John Lovallo, an analyst for BofA Merrill Lynch Global Research, today lowered his rating on Tesla to underperform from neutral, following the company’s results.
Musk said the share price drop in extended trading yesterday was due to a misconception about demand for the Model S.
“If we were to close all of our stores today, we’d be sold out basically for the whole year,” he said. “We’ve got reservations for roughly 15,000 cars, over and above what we’ve already delivered.”
Shipments of Model S to Europe start in the third quarter this year, and to Japan and Hong Kong in the final months of 2013, the company said yesterday. Tesla is also preparing to sell the car to drivers in China, said George Blankenship, vice president of sales.
“We’re under construction on a store in Beijing that will open in the spring,” Blankenship said in an interview. “It’s going to be one of the larger stores, with respect to the China market size.”
With the addition of those markets and higher production, deliveries may increase 50 percent in 2014 from this year, Musk said.
“I think 30,000 units in 2014 is a pretty reasonable target,” he said. “That’s with a little bit of X in the mix.”

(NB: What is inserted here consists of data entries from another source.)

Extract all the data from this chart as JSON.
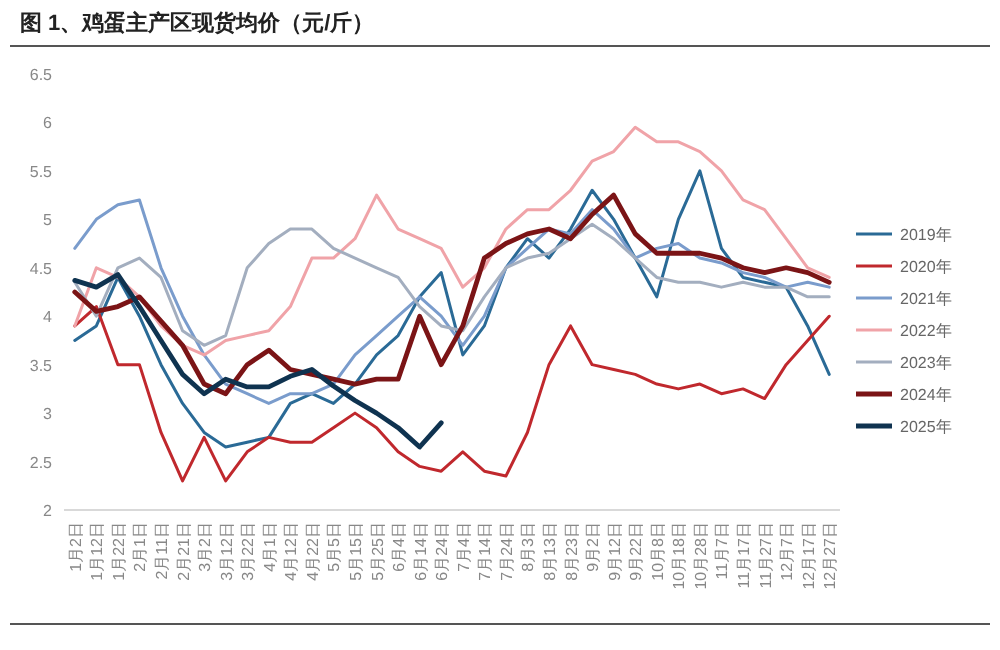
{
  "chart_data": {
    "type": "line",
    "title": "图 1、鸡蛋主产区现货均价（元/斤）",
    "categories": [
      "1月2日",
      "1月12日",
      "1月22日",
      "2月1日",
      "2月11日",
      "2月21日",
      "3月2日",
      "3月12日",
      "3月22日",
      "4月1日",
      "4月12日",
      "4月22日",
      "5月5日",
      "5月15日",
      "5月25日",
      "6月4日",
      "6月14日",
      "6月24日",
      "7月4日",
      "7月14日",
      "7月24日",
      "8月3日",
      "8月13日",
      "8月23日",
      "9月2日",
      "9月12日",
      "9月22日",
      "10月8日",
      "10月18日",
      "10月28日",
      "11月7日",
      "11月17日",
      "11月27日",
      "12月7日",
      "12月17日",
      "12月27日"
    ],
    "ylim": [
      2,
      6.5
    ],
    "yticks": [
      2,
      2.5,
      3,
      3.5,
      4,
      4.5,
      5,
      5.5,
      6,
      6.5
    ],
    "grid": false,
    "legend": "right",
    "line_style": "solid",
    "marker": "none",
    "series": [
      {
        "name": "2019年",
        "color": "#2a6a96",
        "values": [
          3.75,
          3.9,
          4.4,
          4.0,
          3.5,
          3.1,
          2.8,
          2.65,
          2.7,
          2.75,
          3.1,
          3.2,
          3.1,
          3.3,
          3.6,
          3.8,
          4.2,
          4.45,
          3.6,
          3.9,
          4.5,
          4.8,
          4.6,
          4.9,
          5.3,
          5.0,
          4.6,
          4.2,
          5.0,
          5.5,
          4.7,
          4.4,
          4.35,
          4.3,
          3.9,
          3.4
        ]
      },
      {
        "name": "2020年",
        "color": "#c0282d",
        "values": [
          3.9,
          4.1,
          3.5,
          3.5,
          2.8,
          2.3,
          2.75,
          2.3,
          2.6,
          2.75,
          2.7,
          2.7,
          2.85,
          3.0,
          2.85,
          2.6,
          2.45,
          2.4,
          2.6,
          2.4,
          2.35,
          2.8,
          3.5,
          3.9,
          3.5,
          3.45,
          3.4,
          3.3,
          3.25,
          3.3,
          3.2,
          3.25,
          3.15,
          3.5,
          3.75,
          4.0
        ]
      },
      {
        "name": "2021年",
        "color": "#7a9ccc",
        "values": [
          4.7,
          5.0,
          5.15,
          5.2,
          4.5,
          4.0,
          3.6,
          3.3,
          3.2,
          3.1,
          3.2,
          3.2,
          3.3,
          3.6,
          3.8,
          4.0,
          4.2,
          4.0,
          3.7,
          4.0,
          4.5,
          4.7,
          4.9,
          4.85,
          5.1,
          4.9,
          4.6,
          4.7,
          4.75,
          4.6,
          4.55,
          4.45,
          4.4,
          4.3,
          4.35,
          4.3
        ]
      },
      {
        "name": "2022年",
        "color": "#f0a3a8",
        "values": [
          3.9,
          4.5,
          4.4,
          4.2,
          3.9,
          3.7,
          3.6,
          3.75,
          3.8,
          3.85,
          4.1,
          4.6,
          4.6,
          4.8,
          5.25,
          4.9,
          4.8,
          4.7,
          4.3,
          4.5,
          4.9,
          5.1,
          5.1,
          5.3,
          5.6,
          5.7,
          5.95,
          5.8,
          5.8,
          5.7,
          5.5,
          5.2,
          5.1,
          4.8,
          4.5,
          4.4
        ]
      },
      {
        "name": "2023年",
        "color": "#a3aebf",
        "values": [
          4.35,
          4.0,
          4.5,
          4.6,
          4.4,
          3.85,
          3.7,
          3.8,
          4.5,
          4.75,
          4.9,
          4.9,
          4.7,
          4.6,
          4.5,
          4.4,
          4.1,
          3.9,
          3.85,
          4.2,
          4.5,
          4.6,
          4.65,
          4.8,
          4.95,
          4.8,
          4.6,
          4.4,
          4.35,
          4.35,
          4.3,
          4.35,
          4.3,
          4.3,
          4.2,
          4.2
        ]
      },
      {
        "name": "2024年",
        "color": "#7b1416",
        "values": [
          4.25,
          4.05,
          4.1,
          4.2,
          3.95,
          3.7,
          3.3,
          3.2,
          3.5,
          3.65,
          3.45,
          3.4,
          3.35,
          3.3,
          3.35,
          3.35,
          4.0,
          3.5,
          3.9,
          4.6,
          4.75,
          4.85,
          4.9,
          4.8,
          5.05,
          5.25,
          4.85,
          4.65,
          4.65,
          4.65,
          4.6,
          4.5,
          4.45,
          4.5,
          4.45,
          4.35
        ]
      },
      {
        "name": "2025年",
        "color": "#0f3350",
        "values": [
          4.37,
          4.3,
          4.43,
          4.1,
          3.75,
          3.4,
          3.2,
          3.35,
          3.27,
          3.27,
          3.38,
          3.45,
          3.28,
          3.13,
          3.0,
          2.85,
          2.65,
          2.9,
          null,
          null,
          null,
          null,
          null,
          null,
          null,
          null,
          null,
          null,
          null,
          null,
          null,
          null,
          null,
          null,
          null,
          null
        ]
      }
    ]
  }
}
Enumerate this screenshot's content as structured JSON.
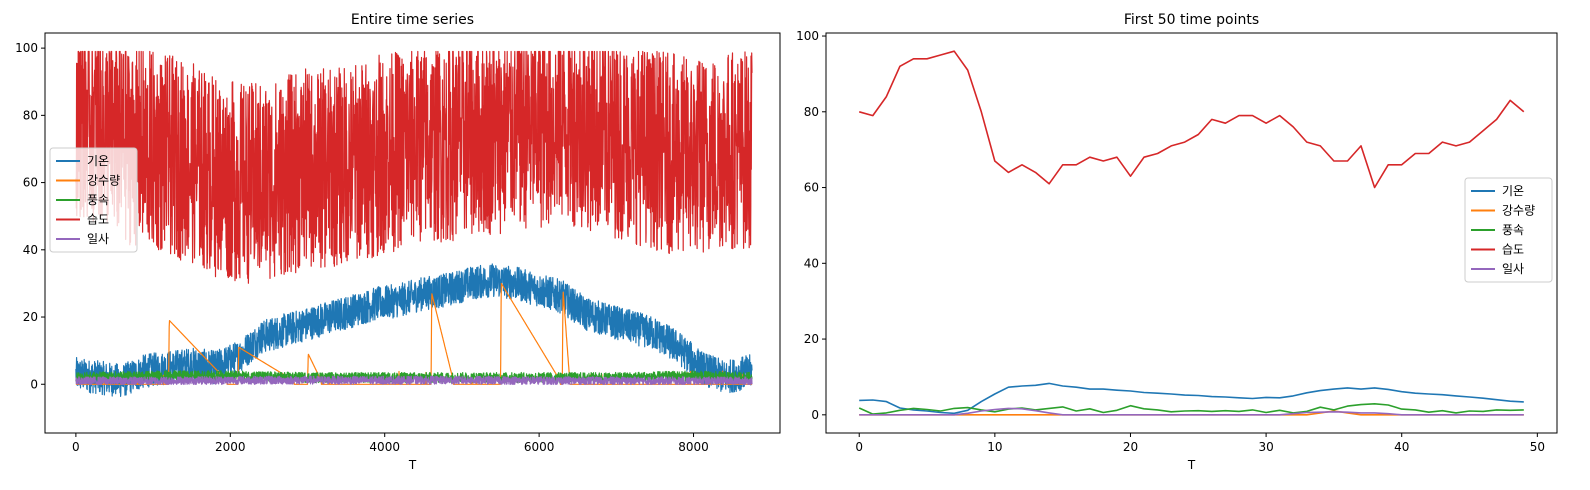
{
  "chart_data": [
    {
      "type": "line",
      "title": "Entire time series",
      "xlabel": "T",
      "ylabel": "",
      "xlim": [
        -400,
        9120
      ],
      "ylim": [
        -14.5,
        104.5
      ],
      "xticks": [
        0,
        2000,
        4000,
        6000,
        8000
      ],
      "yticks": [
        0,
        20,
        40,
        60,
        80,
        100
      ],
      "legend_position": "center-left",
      "n_points": 8760,
      "series": [
        {
          "name": "기온",
          "color": "#1f77b4",
          "x": [
            0,
            300,
            600,
            900,
            1200,
            1500,
            1800,
            2100,
            2400,
            2700,
            3000,
            3300,
            3600,
            3900,
            4200,
            4500,
            4800,
            5100,
            5400,
            5700,
            6000,
            6300,
            6600,
            6900,
            7200,
            7500,
            7800,
            8100,
            8400,
            8760
          ],
          "values": [
            3,
            2,
            1,
            4,
            5,
            6,
            5,
            8,
            14,
            16,
            18,
            20,
            22,
            24,
            25,
            27,
            28,
            30,
            31,
            30,
            28,
            26,
            21,
            19,
            17,
            15,
            11,
            5,
            2,
            4
          ]
        },
        {
          "name": "강수량",
          "color": "#ff7f0e",
          "x": [
            0,
            1000,
            1200,
            1210,
            2000,
            2100,
            2110,
            2900,
            3000,
            3010,
            3200,
            4400,
            4600,
            4610,
            4900,
            5400,
            5500,
            5510,
            6300,
            6310,
            6400,
            7500,
            8760
          ],
          "values": [
            0,
            0,
            0,
            19,
            0,
            0,
            11,
            0,
            0,
            9,
            0,
            0,
            0,
            27,
            0,
            0,
            0,
            30,
            0,
            28,
            0,
            0,
            0
          ]
        },
        {
          "name": "풍속",
          "color": "#2ca02c",
          "x": [
            0,
            1000,
            2000,
            3000,
            4000,
            5000,
            6000,
            7000,
            8000,
            8760
          ],
          "values": [
            2,
            2.5,
            2.5,
            2,
            2,
            2,
            2,
            2,
            2.5,
            2
          ]
        },
        {
          "name": "습도",
          "color": "#d62728",
          "x": [
            0,
            300,
            600,
            900,
            1200,
            1500,
            1800,
            2100,
            2400,
            2700,
            3000,
            3300,
            3600,
            3900,
            4200,
            4500,
            4800,
            5100,
            5400,
            5700,
            6000,
            6300,
            6600,
            6900,
            7200,
            7500,
            7800,
            8100,
            8400,
            8760
          ],
          "values": [
            80,
            78,
            72,
            70,
            68,
            66,
            62,
            60,
            60,
            62,
            64,
            64,
            66,
            68,
            70,
            72,
            72,
            74,
            74,
            76,
            76,
            78,
            76,
            74,
            72,
            70,
            68,
            68,
            70,
            70
          ]
        },
        {
          "name": "일사",
          "color": "#9467bd",
          "x": [
            0,
            1000,
            2000,
            3000,
            4000,
            5000,
            6000,
            7000,
            8000,
            8760
          ],
          "values": [
            1,
            1,
            1.2,
            1.2,
            1.2,
            1.2,
            1.1,
            1,
            1,
            1
          ]
        }
      ]
    },
    {
      "type": "line",
      "title": "First 50 time points",
      "xlabel": "T",
      "ylabel": "",
      "xlim": [
        -2.45,
        51.45
      ],
      "ylim": [
        -4.8,
        100.8
      ],
      "xticks": [
        0,
        10,
        20,
        30,
        40,
        50
      ],
      "yticks": [
        0,
        20,
        40,
        60,
        80,
        100
      ],
      "legend_position": "center-right",
      "series": [
        {
          "name": "기온",
          "color": "#1f77b4",
          "values": [
            3.8,
            3.9,
            3.5,
            1.8,
            1.3,
            1.0,
            0.6,
            0.4,
            1.2,
            3.5,
            5.5,
            7.3,
            7.6,
            7.8,
            8.3,
            7.6,
            7.3,
            6.8,
            6.8,
            6.5,
            6.3,
            5.9,
            5.7,
            5.5,
            5.2,
            5.1,
            4.8,
            4.7,
            4.5,
            4.3,
            4.6,
            4.5,
            5.0,
            5.8,
            6.4,
            6.8,
            7.1,
            6.8,
            7.1,
            6.7,
            6.1,
            5.7,
            5.5,
            5.3,
            5.0,
            4.7,
            4.4,
            4.0,
            3.6,
            3.4
          ]
        },
        {
          "name": "강수량",
          "color": "#ff7f0e",
          "values": [
            0,
            0,
            0,
            0,
            0,
            0,
            0,
            0,
            0,
            0,
            0,
            0,
            0,
            0,
            0,
            0,
            0,
            0,
            0,
            0,
            0,
            0,
            0,
            0,
            0,
            0,
            0,
            0,
            0,
            0,
            0,
            0,
            0,
            0,
            0.5,
            1.0,
            0.5,
            0,
            0,
            0,
            0,
            0,
            0,
            0,
            0,
            0,
            0,
            0,
            0,
            0
          ]
        },
        {
          "name": "풍속",
          "color": "#2ca02c",
          "values": [
            1.8,
            0.2,
            0.5,
            1.2,
            1.7,
            1.4,
            1.0,
            1.7,
            1.9,
            1.3,
            0.8,
            1.5,
            1.8,
            1.3,
            1.7,
            2.1,
            1.0,
            1.6,
            0.6,
            1.2,
            2.4,
            1.6,
            1.3,
            0.8,
            1.0,
            1.1,
            0.9,
            1.1,
            0.9,
            1.3,
            0.6,
            1.2,
            0.5,
            0.9,
            2.0,
            1.3,
            2.3,
            2.7,
            2.9,
            2.6,
            1.5,
            1.3,
            0.7,
            1.1,
            0.5,
            1.0,
            0.9,
            1.3,
            1.2,
            1.3
          ]
        },
        {
          "name": "습도",
          "color": "#d62728",
          "values": [
            80,
            79,
            84,
            92,
            94,
            94,
            95,
            96,
            91,
            80,
            67,
            64,
            66,
            64,
            61,
            66,
            66,
            68,
            67,
            68,
            63,
            68,
            69,
            71,
            72,
            74,
            78,
            77,
            79,
            79,
            77,
            79,
            76,
            72,
            71,
            67,
            67,
            71,
            60,
            66,
            66,
            69,
            69,
            72,
            71,
            72,
            75,
            78,
            83,
            80
          ]
        },
        {
          "name": "일사",
          "color": "#9467bd",
          "values": [
            0,
            0,
            0,
            0,
            0,
            0,
            0,
            0,
            0.4,
            1.0,
            1.4,
            1.7,
            1.6,
            1.1,
            0.5,
            0,
            0,
            0,
            0,
            0,
            0,
            0,
            0,
            0,
            0,
            0,
            0,
            0,
            0,
            0,
            0,
            0,
            0.3,
            0.6,
            0.7,
            0.8,
            0.7,
            0.5,
            0.5,
            0.3,
            0,
            0,
            0,
            0,
            0,
            0,
            0,
            0,
            0,
            0
          ]
        }
      ]
    }
  ]
}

The fourth-quarter net loss widened to $89.9 million, from $81.5 million a year ago, Tesla reported yesterday. Excluding some items, the loss was 65 cents a share, compared with 69 cents a share a year ago. Analysts on average estimated a loss of 57 cents, according to data compiled by Bloomberg.
Tesla now expects to post a profit excluding certain items in the first quarter, as sales of the sedan expand. Analysts on average had projected an adjusted loss of 23 cents a share in the first quarter.
“Our focus in the first quarter is making sure we’re profitable as promised,” Musk said. After that, “we’re certainly going to try to be profitable every quarter.”
Tesla’s Model S, with a base price of $59,900 before a $7,500 U.S. tax credit, travels as far as 300 miles (483 kilometers) with a full charge, according to the company. The U.S. has certified Model S range of being between 208 miles and 265 miles, based on battery size.
Sales in the fourth quarter jumped more than seven-fold to $306.3 million, from a year earlier, in line with the average analyst estimate of $306.1 million. The company delivered a total of 2,650 vehicles to customers last year, including 2,400 in the fourth quarter. The delivery goal this quarter is 4,500.
Operating expenses rose because of “significant early-stage cost inefficiencies,” including higher logistics costs and component prices, the company said. Those costs will drop “substantially” this quarter, Tesla said.
High amounts of overtime, with employees in Fremont working about 70 hours a week in late 2012, use of additional temporary workers, and costs to have tires and other parts delivered via airfreight led expenses to jump, Musk said.
“Most of the nightmares happened in the fourth quarter,” he said. Currently, plant employees are working about 50 hours a week, “and we want to get to more like a 45-hour week,” Musk said.
The company expects to be near break even on cash flow from operations in the current quarter.
“Ideally, cost problems they might have had during the launch are mostly behind them,” said Alan Baum, principal of Baum & Associates consulting firm in West Bloomfield, Michigan. “If that’s the case, and it seems to be, it allows them to have a more positive cash flow situation earlier than planned.”
Tesla counts Daimler AG and Toyota Motor Corp. as both customers and investors, supplying each with battery packs and motors.
Tesla rose 14 percent this year before today, after gaining 19 percent last year. The stock outperformed the Standard & Poor’s 500 Index’s gains of 6 percent and 13 percent respectively in the periods.